Paper I demonstrated that GRC compression of attention projection weights (Q, K, V) achieves +6.27% throughput at $k=1024$ on Llama-3.1-8B. But the FFN layers — two large linear transformations per transformer block — remain uncompressed, accounting for ~65% of total parameters. FFN matrices differ structurally from attention: they act as key-value memories (Geva et al., 2021) rather than routing mechanisms, suggesting that structure-aware compression might outperform global SVD.

We test three clustering strategies: L2-magnitude (implemented), cosine-similarity (designed), and activation-guided (designed). The key question: does respecting FFN structure improve compression quality at equivalent byte budgets?
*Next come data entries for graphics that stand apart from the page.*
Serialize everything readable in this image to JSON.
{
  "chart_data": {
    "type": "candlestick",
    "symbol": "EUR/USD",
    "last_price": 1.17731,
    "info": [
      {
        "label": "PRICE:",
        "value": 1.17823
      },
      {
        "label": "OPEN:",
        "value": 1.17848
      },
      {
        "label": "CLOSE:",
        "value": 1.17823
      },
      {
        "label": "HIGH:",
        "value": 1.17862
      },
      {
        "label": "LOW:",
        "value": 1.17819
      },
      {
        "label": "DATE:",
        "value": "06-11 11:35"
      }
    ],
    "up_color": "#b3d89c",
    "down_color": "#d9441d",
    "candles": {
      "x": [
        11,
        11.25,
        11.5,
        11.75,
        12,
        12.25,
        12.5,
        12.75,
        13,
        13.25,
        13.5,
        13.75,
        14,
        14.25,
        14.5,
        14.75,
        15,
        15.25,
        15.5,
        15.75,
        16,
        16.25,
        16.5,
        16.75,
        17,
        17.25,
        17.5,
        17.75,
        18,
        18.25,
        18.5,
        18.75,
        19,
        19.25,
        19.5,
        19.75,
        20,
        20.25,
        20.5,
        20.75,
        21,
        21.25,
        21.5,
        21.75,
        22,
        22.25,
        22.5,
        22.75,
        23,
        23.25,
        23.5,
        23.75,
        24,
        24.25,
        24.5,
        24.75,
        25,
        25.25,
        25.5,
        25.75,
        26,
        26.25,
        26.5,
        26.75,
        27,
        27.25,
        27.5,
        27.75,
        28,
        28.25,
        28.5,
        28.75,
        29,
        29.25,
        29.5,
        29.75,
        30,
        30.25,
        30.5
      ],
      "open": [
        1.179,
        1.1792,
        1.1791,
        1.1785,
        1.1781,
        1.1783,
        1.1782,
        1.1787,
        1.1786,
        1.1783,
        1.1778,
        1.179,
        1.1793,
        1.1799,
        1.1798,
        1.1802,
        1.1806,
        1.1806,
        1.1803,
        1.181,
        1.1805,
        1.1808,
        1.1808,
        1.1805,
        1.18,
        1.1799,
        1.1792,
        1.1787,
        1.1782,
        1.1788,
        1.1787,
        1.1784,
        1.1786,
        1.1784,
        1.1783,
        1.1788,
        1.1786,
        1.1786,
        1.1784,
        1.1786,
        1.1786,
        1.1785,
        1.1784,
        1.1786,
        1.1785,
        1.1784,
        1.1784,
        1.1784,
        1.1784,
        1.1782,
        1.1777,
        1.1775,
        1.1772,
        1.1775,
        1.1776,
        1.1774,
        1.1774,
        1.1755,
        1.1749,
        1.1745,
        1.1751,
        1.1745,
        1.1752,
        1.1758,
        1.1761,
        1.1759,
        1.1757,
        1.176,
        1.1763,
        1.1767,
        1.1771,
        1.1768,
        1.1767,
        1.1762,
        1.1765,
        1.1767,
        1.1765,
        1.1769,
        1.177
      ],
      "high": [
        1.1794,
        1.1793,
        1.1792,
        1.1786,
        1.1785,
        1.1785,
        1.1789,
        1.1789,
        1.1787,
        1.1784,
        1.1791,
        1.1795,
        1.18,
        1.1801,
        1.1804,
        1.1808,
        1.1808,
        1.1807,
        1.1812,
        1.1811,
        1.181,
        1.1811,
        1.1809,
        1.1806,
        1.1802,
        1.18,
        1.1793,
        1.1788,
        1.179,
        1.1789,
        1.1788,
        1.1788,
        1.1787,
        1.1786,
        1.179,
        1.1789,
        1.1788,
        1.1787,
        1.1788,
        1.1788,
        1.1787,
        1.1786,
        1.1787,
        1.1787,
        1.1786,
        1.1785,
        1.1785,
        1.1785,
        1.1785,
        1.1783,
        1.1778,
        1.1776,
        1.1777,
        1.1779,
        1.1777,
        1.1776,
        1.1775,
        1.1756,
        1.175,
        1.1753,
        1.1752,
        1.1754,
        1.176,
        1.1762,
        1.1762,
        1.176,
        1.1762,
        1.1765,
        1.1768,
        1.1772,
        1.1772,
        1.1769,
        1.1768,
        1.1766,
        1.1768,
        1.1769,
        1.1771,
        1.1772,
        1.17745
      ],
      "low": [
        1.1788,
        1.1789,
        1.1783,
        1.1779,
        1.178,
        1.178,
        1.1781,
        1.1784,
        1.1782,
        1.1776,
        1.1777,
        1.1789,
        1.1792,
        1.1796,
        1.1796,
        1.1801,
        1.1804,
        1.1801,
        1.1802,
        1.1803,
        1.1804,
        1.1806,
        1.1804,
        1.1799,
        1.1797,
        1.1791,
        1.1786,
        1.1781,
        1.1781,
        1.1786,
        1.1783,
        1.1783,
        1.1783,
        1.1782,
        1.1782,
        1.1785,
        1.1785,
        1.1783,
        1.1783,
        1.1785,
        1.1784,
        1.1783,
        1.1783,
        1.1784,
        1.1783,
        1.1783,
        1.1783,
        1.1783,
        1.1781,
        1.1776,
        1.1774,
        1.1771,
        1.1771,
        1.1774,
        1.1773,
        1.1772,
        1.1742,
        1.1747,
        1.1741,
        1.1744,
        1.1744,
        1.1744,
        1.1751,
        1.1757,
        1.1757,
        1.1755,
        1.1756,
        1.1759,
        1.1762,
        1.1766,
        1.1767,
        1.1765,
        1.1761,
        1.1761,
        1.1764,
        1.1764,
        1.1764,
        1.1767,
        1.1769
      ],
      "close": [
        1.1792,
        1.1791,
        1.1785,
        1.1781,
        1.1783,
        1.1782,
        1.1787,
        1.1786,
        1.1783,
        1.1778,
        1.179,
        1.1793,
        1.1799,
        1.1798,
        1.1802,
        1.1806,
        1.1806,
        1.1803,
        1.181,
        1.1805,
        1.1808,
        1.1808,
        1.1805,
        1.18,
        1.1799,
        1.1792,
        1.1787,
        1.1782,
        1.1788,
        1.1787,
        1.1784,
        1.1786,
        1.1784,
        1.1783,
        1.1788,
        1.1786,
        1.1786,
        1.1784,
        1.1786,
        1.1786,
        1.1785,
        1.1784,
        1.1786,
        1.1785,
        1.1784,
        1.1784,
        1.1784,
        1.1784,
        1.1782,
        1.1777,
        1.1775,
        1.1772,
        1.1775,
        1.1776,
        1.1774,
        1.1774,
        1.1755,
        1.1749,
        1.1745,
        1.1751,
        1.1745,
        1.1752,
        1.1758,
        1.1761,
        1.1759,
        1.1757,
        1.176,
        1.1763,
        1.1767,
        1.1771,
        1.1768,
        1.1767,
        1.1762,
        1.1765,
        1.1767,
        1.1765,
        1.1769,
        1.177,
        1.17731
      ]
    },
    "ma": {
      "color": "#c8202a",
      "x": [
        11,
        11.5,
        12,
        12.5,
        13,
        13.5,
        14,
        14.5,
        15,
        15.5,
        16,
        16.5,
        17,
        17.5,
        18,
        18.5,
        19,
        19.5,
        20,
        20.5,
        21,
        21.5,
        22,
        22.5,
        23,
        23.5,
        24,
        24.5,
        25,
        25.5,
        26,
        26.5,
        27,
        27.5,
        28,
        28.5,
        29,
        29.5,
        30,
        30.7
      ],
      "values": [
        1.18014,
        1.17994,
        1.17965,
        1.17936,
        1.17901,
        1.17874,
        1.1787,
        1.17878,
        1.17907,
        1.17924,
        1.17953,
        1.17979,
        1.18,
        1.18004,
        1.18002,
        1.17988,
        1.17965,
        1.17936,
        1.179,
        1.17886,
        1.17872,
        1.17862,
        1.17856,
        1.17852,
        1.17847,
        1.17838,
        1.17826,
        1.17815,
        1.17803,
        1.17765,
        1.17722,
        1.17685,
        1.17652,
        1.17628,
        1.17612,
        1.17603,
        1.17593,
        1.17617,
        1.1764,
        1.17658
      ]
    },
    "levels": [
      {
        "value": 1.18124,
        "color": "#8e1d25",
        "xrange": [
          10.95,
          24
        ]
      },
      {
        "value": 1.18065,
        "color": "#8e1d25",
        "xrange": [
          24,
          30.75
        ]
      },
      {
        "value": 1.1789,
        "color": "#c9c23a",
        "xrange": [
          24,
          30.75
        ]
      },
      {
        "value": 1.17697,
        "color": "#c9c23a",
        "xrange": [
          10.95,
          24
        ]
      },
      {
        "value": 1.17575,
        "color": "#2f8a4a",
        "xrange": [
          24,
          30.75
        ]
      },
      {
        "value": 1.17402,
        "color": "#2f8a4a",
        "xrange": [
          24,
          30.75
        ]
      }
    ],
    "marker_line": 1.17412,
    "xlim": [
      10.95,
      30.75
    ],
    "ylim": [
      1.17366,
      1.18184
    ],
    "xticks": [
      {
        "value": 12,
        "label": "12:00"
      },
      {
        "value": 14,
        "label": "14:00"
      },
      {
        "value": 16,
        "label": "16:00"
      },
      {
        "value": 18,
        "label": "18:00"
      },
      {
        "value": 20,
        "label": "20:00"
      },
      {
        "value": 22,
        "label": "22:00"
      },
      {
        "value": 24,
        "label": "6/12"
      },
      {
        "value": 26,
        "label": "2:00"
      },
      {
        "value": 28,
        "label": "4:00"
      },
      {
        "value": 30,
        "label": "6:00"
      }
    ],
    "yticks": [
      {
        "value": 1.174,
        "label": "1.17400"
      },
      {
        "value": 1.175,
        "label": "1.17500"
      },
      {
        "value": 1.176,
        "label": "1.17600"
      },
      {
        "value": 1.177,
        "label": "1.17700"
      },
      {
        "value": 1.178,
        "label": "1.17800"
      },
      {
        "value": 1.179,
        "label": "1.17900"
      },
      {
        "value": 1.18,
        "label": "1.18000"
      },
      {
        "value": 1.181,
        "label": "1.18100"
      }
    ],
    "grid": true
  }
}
2. Method: Column-Cluster Compression

2.1 Clustering Strategies

L2-Magnitude Clustering: Partition columns by their $\ell_2$ norm. Columns with similar magnitudes are grouped together before SVD.

Cosine-Similarity Clustering: Group columns whose weight vectors point in similar directions (directional, not magnitude).

Activation-Guided Clustering: Collect real activation statistics from forward passes; cluster columns that fire together.

2.2 Per-Cluster SVD

For each cluster $c$ with columns $W_c \in \mathbb{R}^{d \times n_c}$, compute the truncated SVD: $W_c \approx U_c \Sigma_c V_c^T$ with rank $k_c = \lceil k \cdot n_c/n \rceil$. The per-cluster approach allocates rank proportionally to cluster size.

3. Measured Results

3.1 Local Reconstruction (Phase 1)

Method	k=0.25n	k=0.50n	k=0.75n
Global SVD	0.0% (baseline)	0.0%	0.0%
2-cluster L2	+17.3%	+12.1%	+8.7%
4-cluster L2	+22.6%	+15.8%	+11.3%
8-cluster L2	+20.9%	+14.2%	+9.8%

4-cluster achieves peak improvement. Beyond 8 clusters, diminishing returns from fragmentation.

3.2 The Proxy Failure (End-to-End PPL)

Critical finding: The 22.6% local reconstruction improvement does NOT produce a 22.6% PPL improvement. The reconstruction-to-PPL proxy fails catastrophically for FFN matrices. Local $\ell_2$ error is not a useful metric for FFN compression quality.

3.3 Weight-Norm vs. Activation-Weighted SVD

Method	PPL	vs. Baseline (27.2)
Activation-weighted SVD	54.19	1.99× baseline
Weight-norm SVD	1230	45× baseline
Uncompressed baseline	27.2	1.00×

Activation-weighted SVD is 22.7× better than weight-norm proxies. Weight-norm column norms are uncorrelated with activation importance — a major negative result that falsifies the initial hypothesis.

4. LoRA FFN Distillation

LoRA adapters ($r=8$) applied to FFN layers can close 99.9% of the PPL gap from the weight-norm-damaged baseline. However, this is not useful: the baseline starts at 45× normal PPL. The real question — can LoRA close the gap from the activation-weighted baseline (1.99×) — remains open. This is the critical missing experiment.

5. Interpretation

What works: Per-cluster SVD improves local reconstruction. Activation-weighted SVD is dramatically better than weight-norm.

What doesn't work: Reconstruction error does not predict PPL. Weight norms are useless as importance proxies.

What remains: LoRA on activation-weighted baseline must be tested. Combined Attn+FFN byte savings (estimated 1.35–1.7×) need end-to-end validation.

References

Stewart, W.K.O. GRC Attention Compression. HyperTensor Paper I, 2026.
Geva, M. et al. Transformer Feed-Forward Layers Are Key-Value Memories. EMNLP, 2021.